Gratuito patrocinio, i carichi pendenti per reati patrimoniali non escludono il beneficio
Lo ha stabilito la Corte di cassazione, sentenza n. 22854/2024, affermando un principio di diritto
Più garanzie per l’imputato di ottenere il beneficio del gratuito patrocinio in caso di presentazione di una dichiarazione di reddito sotto soglia. La Corte di cassazione, sentenza n. 22854/2024, affermando un principio di diritto, ha infatti chiarito che il tribunale non può ritenere la dichiarazione inattendibile semplicemente perché il richiedente “sarebbe gravato da carichi pendenti per reati contro il patrimonio” peraltro “non meglio indicati” e perché non è statO depositato il “certificato del casellario giudiziale”. Per la IV Sezione penale non si tratta di “specifici ed oggettivi elementi fattuali” di portata tale “da far ritenere che l’imputato percepisse redditi illeciti nel corso dell’anno 2019”.
Accolto dunque il ricorso di un uomo contro l’ordinanza del Presidente del Tribunale di Sciacca che aveva rigettato la sua opposizione contro il decreto del GIP che ne aveva respinto la domanda di ammissione al patrocinio a spese dello Stato. L’imputato con istanza autocertificata aveva attestato la consistenza del nucleo familiare e un reddito 6.573,80 euro, inferiore a quello stabilito dalla legge per l’ammissione al beneficio. Il GIP, tuttavia, aveva considerato “rilevante” anche il reddito non rientrante nella base imponibile “perché tratto da attività illecita”, valorizzando “almeno quattro procedimenti per reati contro il patrimonio”. Procedimenti che “facevano presumere che l’imputato si alimentasse con attività illecite e che avesse un reddito superiore”.
L’imputato si è rivolto alla Suprema sostenendo che il ragionamento del presidente del Tribunale segue “uno schema logico presuntivo basato sulla circostanza, negativa, della mancata produzione del certificato del casellario giudiziale, in modo da inferirne il ragionevole convincimento della esistenza di redditi occultati derivanti da attività illecita”. Ma, prosegue, si tratta di un ragionamento di “portata meramente congetturale” che nasconde una “sostanziale elusione dell’obbligo di motivare i provvedimenti giudiziari”.
E la Cassazione gli ha dato ragione chiarendo in primis le ragioni del proprio rigore sul punto. Nell’ammissione al diritto alla difesa gratuita, argomenta la Corte, “pur non difettando un profilo di carattere patrimoniale, acquista innegabile peso la circostanza che il diritto di cui si discute si riverbera sull’effettivo esercizio del diritto di difesa nel processo penale”. “In tale ambito, quindi, appare razionale e conforme ai principi dell’ordinamento ritenere che, dato il carattere accessorio della controversia rispetto al processo penale, debbano trovare applicazione, fin dove è possibile, i principi e le regole dell’ordinamento penale”.
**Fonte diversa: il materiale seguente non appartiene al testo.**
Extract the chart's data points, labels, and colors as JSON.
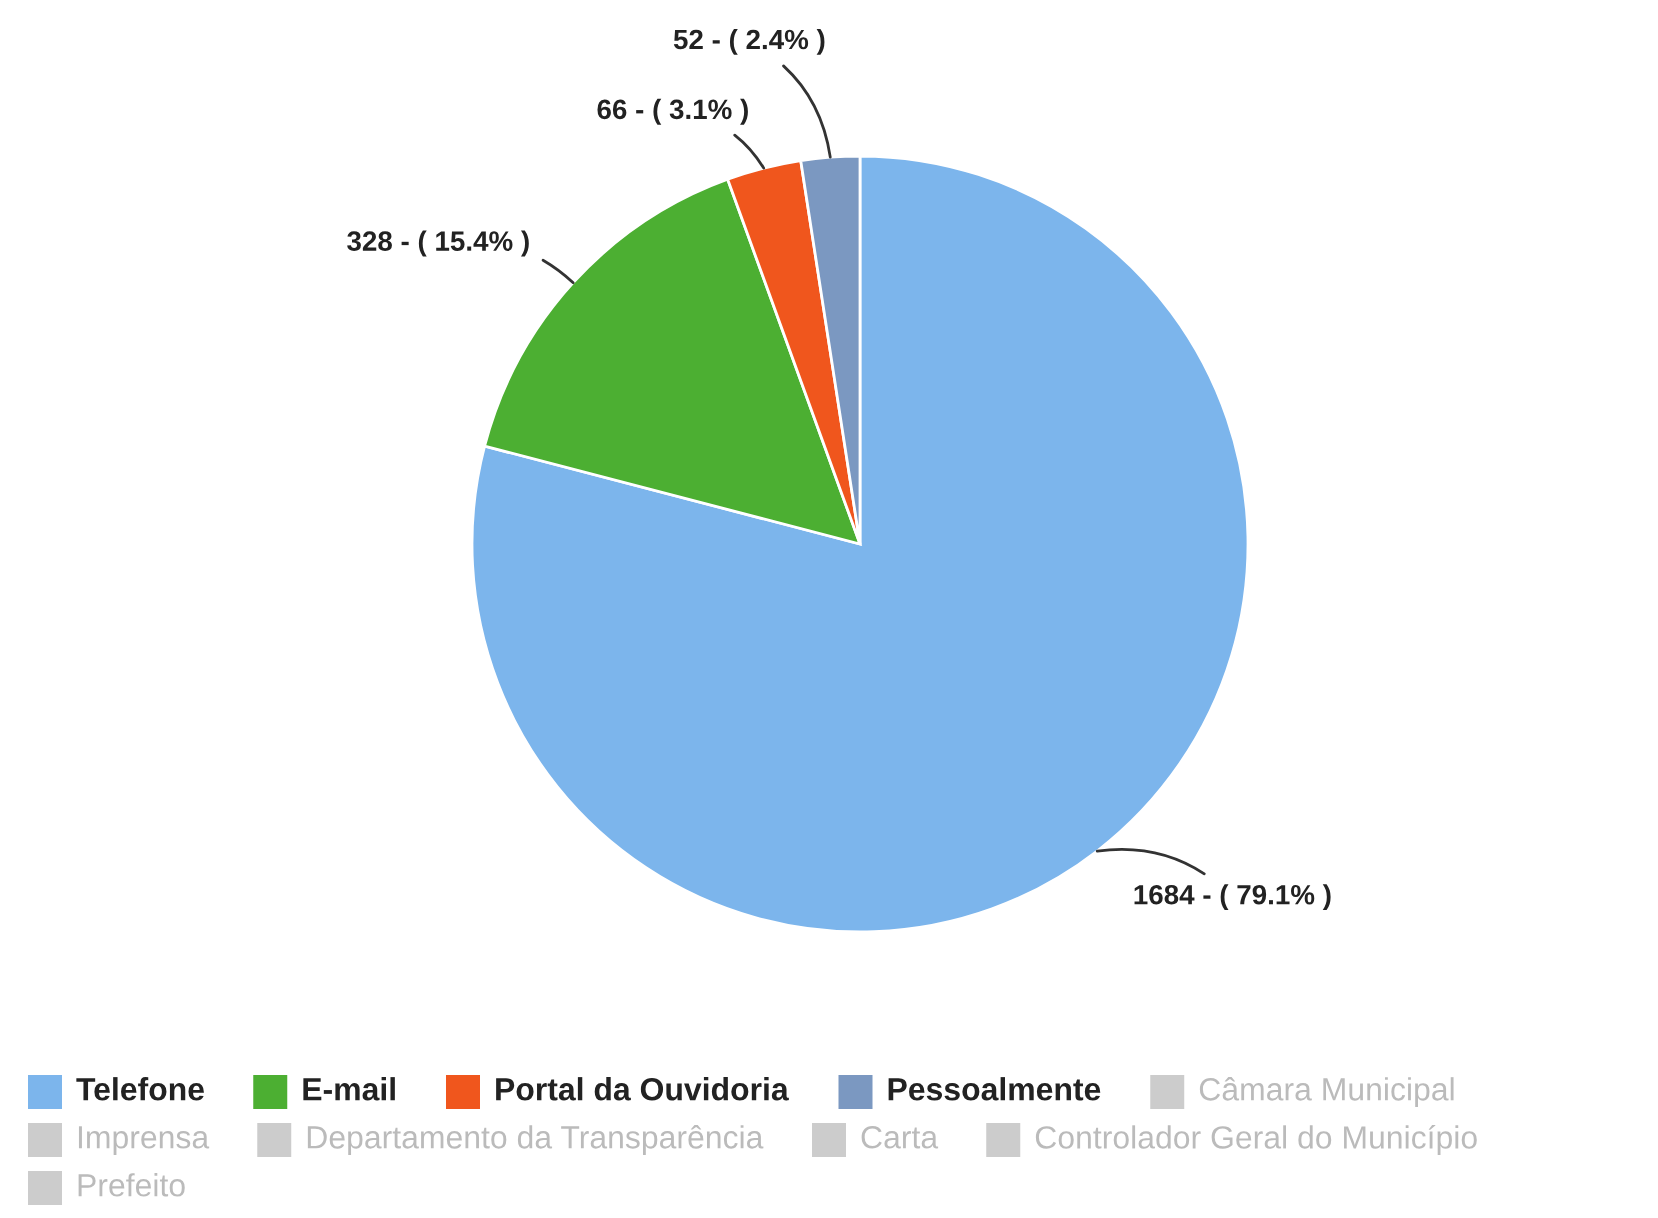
{
  "chart_data": {
    "type": "pie",
    "categories": [
      "Telefone",
      "E-mail",
      "Portal da Ouvidoria",
      "Pessoalmente",
      "Câmara Municipal",
      "Imprensa",
      "Departamento da Transparência",
      "Carta",
      "Controlador Geral do Município",
      "Prefeito"
    ],
    "values": [
      1684,
      328,
      66,
      52,
      null,
      null,
      null,
      null,
      null,
      null
    ],
    "colors": [
      "#7cb5ec",
      "#4caf32",
      "#f0561d",
      "#7b98c1",
      "#cccccc",
      "#cccccc",
      "#cccccc",
      "#cccccc",
      "#cccccc",
      "#cccccc"
    ],
    "value_labels": [
      "1684 - ( 79.1% )",
      "328 - ( 15.4% )",
      "66 - ( 3.1% )",
      "52 - ( 2.4% )",
      null,
      null,
      null,
      null,
      null,
      null
    ],
    "legend": "bottom"
  }
}
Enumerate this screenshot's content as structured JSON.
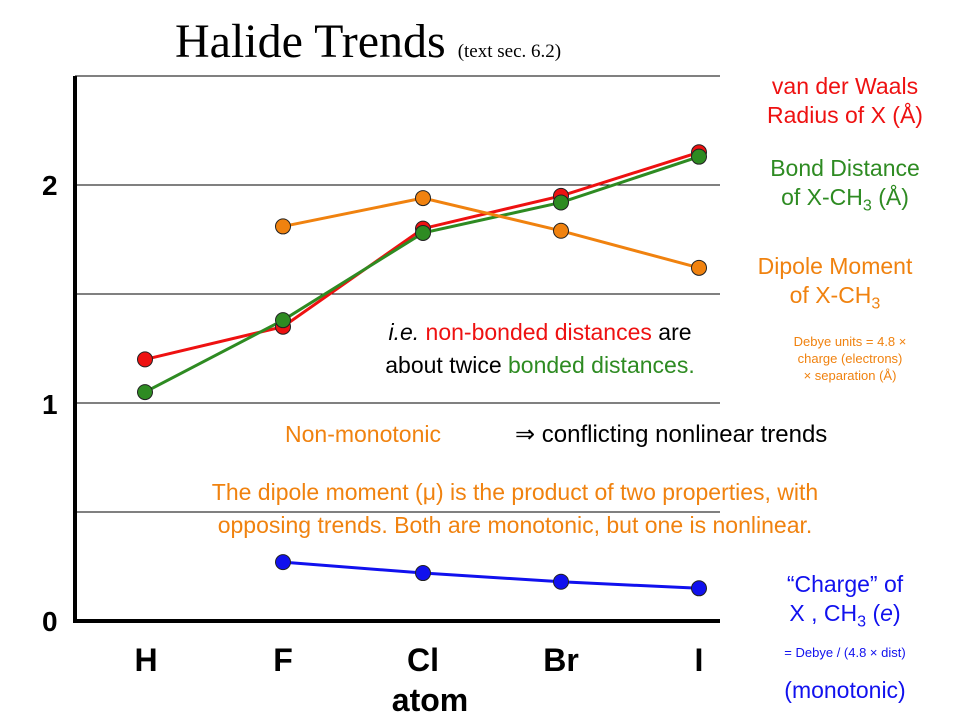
{
  "title": {
    "main": "Halide Trends",
    "sub": "(text sec. 6.2)"
  },
  "chart_data": {
    "type": "line",
    "categories": [
      "H",
      "F",
      "Cl",
      "Br",
      "I"
    ],
    "xlabel": "atom",
    "ylabel": "",
    "ylim": [
      0,
      2.5
    ],
    "yticks": [
      "0",
      "1",
      "2"
    ],
    "grid": true,
    "series": [
      {
        "name": "van der Waals Radius of X (Å)",
        "color": "#ee1111",
        "values": [
          1.2,
          1.35,
          1.8,
          1.95,
          2.15
        ]
      },
      {
        "name": "Bond Distance of X-CH3 (Å)",
        "color": "#2e8b22",
        "values": [
          1.05,
          1.38,
          1.78,
          1.92,
          2.13
        ]
      },
      {
        "name": "Dipole Moment of X-CH3",
        "color": "#f0820f",
        "values": [
          null,
          1.81,
          1.94,
          1.79,
          1.62
        ]
      },
      {
        "name": "“Charge” of X , CH3 (e)",
        "color": "#1111ee",
        "values": [
          null,
          0.27,
          0.22,
          0.18,
          0.15
        ]
      }
    ]
  },
  "legend": {
    "vdw_line1": "van der Waals",
    "vdw_line2": "Radius of X (Å)",
    "bond_line1": "Bond Distance",
    "bond_line2_pre": "of X-CH",
    "bond_line2_sub": "3",
    "bond_line2_post": " (Å)",
    "dipole_line1": "Dipole Moment",
    "dipole_line2_pre": "of X-CH",
    "dipole_line2_sub": "3",
    "debye_line1": "Debye units =  4.8 ×",
    "debye_line2": "charge (electrons)",
    "debye_line3": "× separation (Å)",
    "charge_line1": "“Charge” of",
    "charge_line2_pre": "X , CH",
    "charge_line2_sub": "3",
    "charge_line2_mid": " (",
    "charge_line2_e": "e",
    "charge_line2_post": ")",
    "charge_formula": "= Debye / (4.8 × dist)",
    "charge_monotonic": "(monotonic)"
  },
  "annotations": {
    "ie": "i.e.",
    "nonbonded": "non-bonded distances",
    "are": "are",
    "about_twice": "about twice",
    "bonded": "bonded distances.",
    "nonmonotonic": "Non-monotonic",
    "arrow": "⇒",
    "conflicting": "conflicting nonlinear trends",
    "dipole_sentence_1a": "The dipole moment (",
    "mu": "μ",
    "dipole_sentence_1b": ") is the product of two properties, with",
    "dipole_sentence_2": "opposing trends. Both are monotonic, but one is nonlinear."
  }
}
Dunque, a seguito del rigetto dell’istanza, il ricorrente può devolvere l’intera questione al giudice dell’opposizione che dovrà applicare la regola del giudizio prevista dall’art. 96 Dpr n. 115/2002, secondo la quale l’istanza va respinta “se vi sono fondati motivi per ritenere che l’interessato non versa nelle condizioni di cui agli articoli 76 e 92 del Dpr n. 115/2002, tenuto conto delle risultanze del casellario giudiziale, del tenore di vita, delle condizioni personali e familiari, e delle attività economiche eventualmente svolte”. Un giudizio che però “comporta per il giudice l’obbligo di motivare in relazione ai contenuti probatori, anche indiziari, acquisiti al processo”.
Da qui l’affermazione del seguente principio di diritto: “Il giudizio di cui all’art. 99 Dpr n. 115/2002 avverso il provvedimento con cui il magistrato competente rigetta l’istanza di ammissione non è a critica vincolata e consente una piena devoluzione delle questioni relative all’accertamento dei presupposti del beneficio al giudice competente”. “A seguito del rigetto dell’istanza, a prescindere dalle ragioni indicate nel provvedimento, posto che il ricorrente può devolvere l’intera questione al giudice dell’opposizione, lo stesso giudice dovrà applicare la regola di giudizio corrispondente a quella prevista dall’art. 96 Dpr n. 115/2002, con l’obbligo di procedere alla valutazione composita degli indici ivi indicati, compresi quelli indiziari (nel rispetto delle previsioni dell’art. 192 cod.proc.pen.), secondo le acquisizioni del processo e senza dare ingresso a presunzioni assolute o a criteri di gerarchia tra le medesime fonti di prova”.